In early March, DeSantis signed an executive order banning both government entities and businesses from requiring proof of vaccinations. Now, the legislature helped turning this into law by passing SB 2006, which fortifies the ban and includes schools.

Schools in Florida already require certain vaccinations. However, State Rep. Tom Leek (R) told the Miami Herald that an experimental gene therapy COVID shot would not “have the same proven history of the same vaccines we require our school children to get. We must recognize that vaccine hesitancy is real and understandable.”

The law prevents schools, businesses, and government entities from requiring it. Violators can be fined up to $5,000.

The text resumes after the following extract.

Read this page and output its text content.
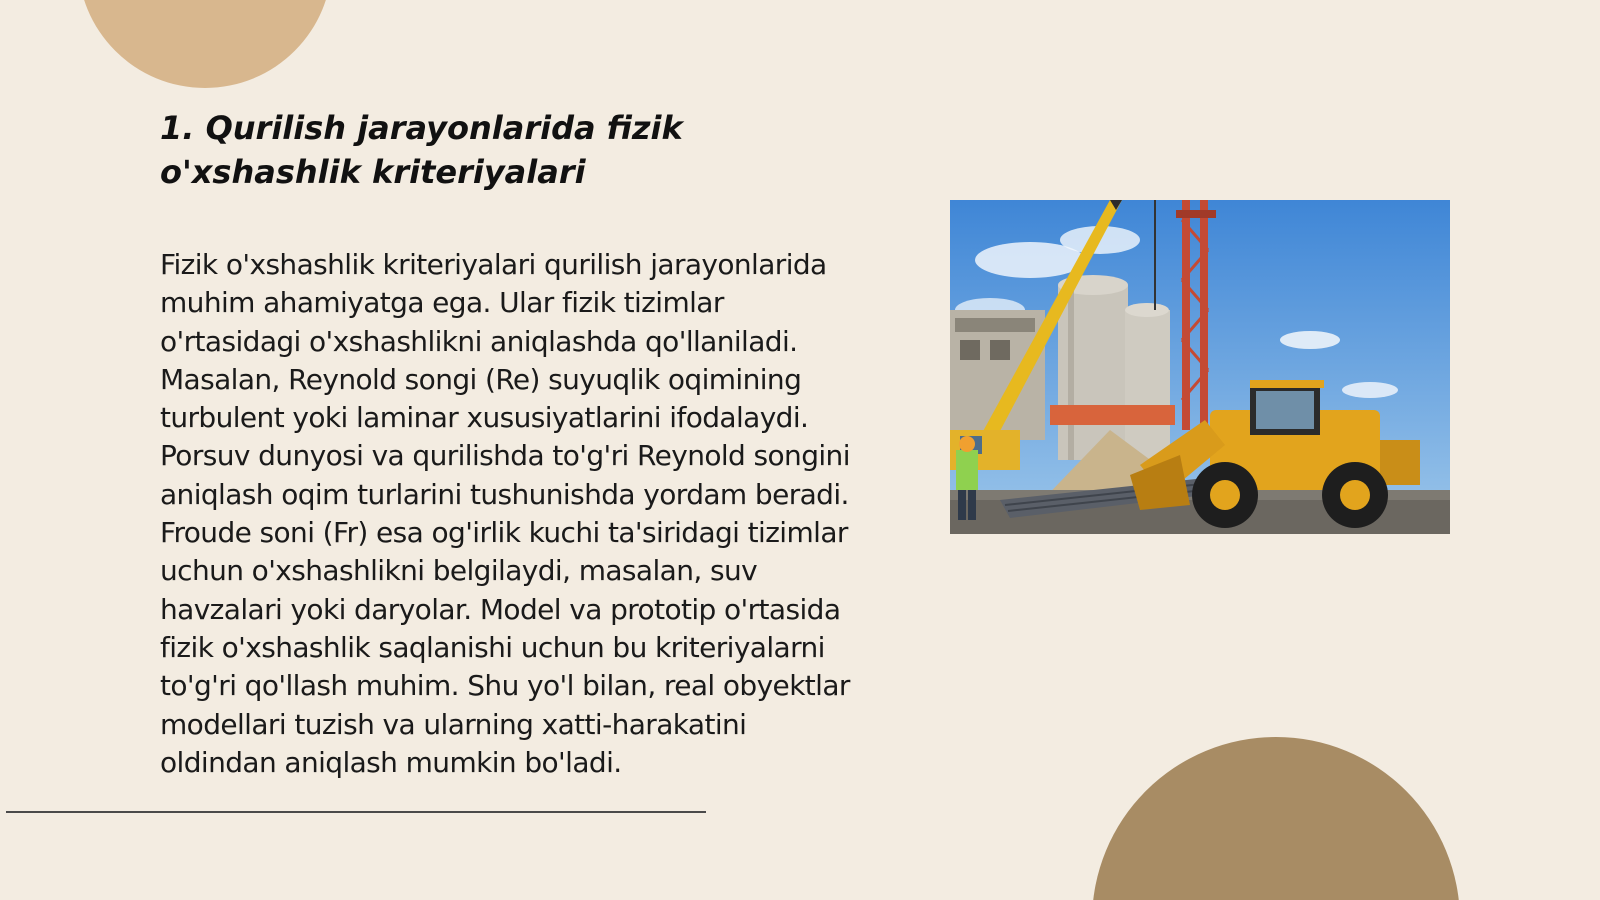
1. Qurilish jarayonlarida fizik o'xshashlik kriteriyalari

Fizik o'xshashlik kriteriyalari qurilish jarayonlarida muhim ahamiyatga ega. Ular fizik tizimlar o'rtasidagi o'xshashlikni aniqlashda qo'llaniladi. Masalan, Reynold songi (Re) suyuqlik oqimining turbulent yoki laminar xususiyatlarini ifodalaydi. Porsuv dunyosi va qurilishda to'g'ri Reynold songini aniqlash oqim turlarini tushunishda yordam beradi. Froude soni (Fr) esa og'irlik kuchi ta'siridagi tizimlar uchun o'xshashlikni belgilaydi, masalan, suv havzalari yoki daryolar. Model va prototip o'rtasida fizik o'xshashlik saqlanishi uchun bu kriteriyalarni to'g'ri qo'llash muhim. Shu yo'l bilan, real obyektlar modellari tuzish va ularning xatti-harakatini oldindan aniqlash mumkin bo'ladi.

“In Florida, your personal choice regarding vaccinations will be protected and no business or government entity will be able to deny you services based on your decision,” Gov. DeSantis said.

DeSantis is the first elected official in the country to take a hard stance against vaccine passports. “You have a right to participate in society without them asking you to divulge this type of health information like just to go to a movie, just to go to a ball game,’’ he told the Miami Herald. “Our Legislature has passed what I asked for, and I’ll be signing that very soon.”

Additionally, the law prohibits state and local governments from closing businesses “or keep students out of in-person instruction at Florida schools, except for hurricane emergencies, and caps all local emergency at seven-day increments,” a press release stated.

The governor is now in a position “to invalidate a local emergency order if it unnecessarily restricts individual rights or liberties.”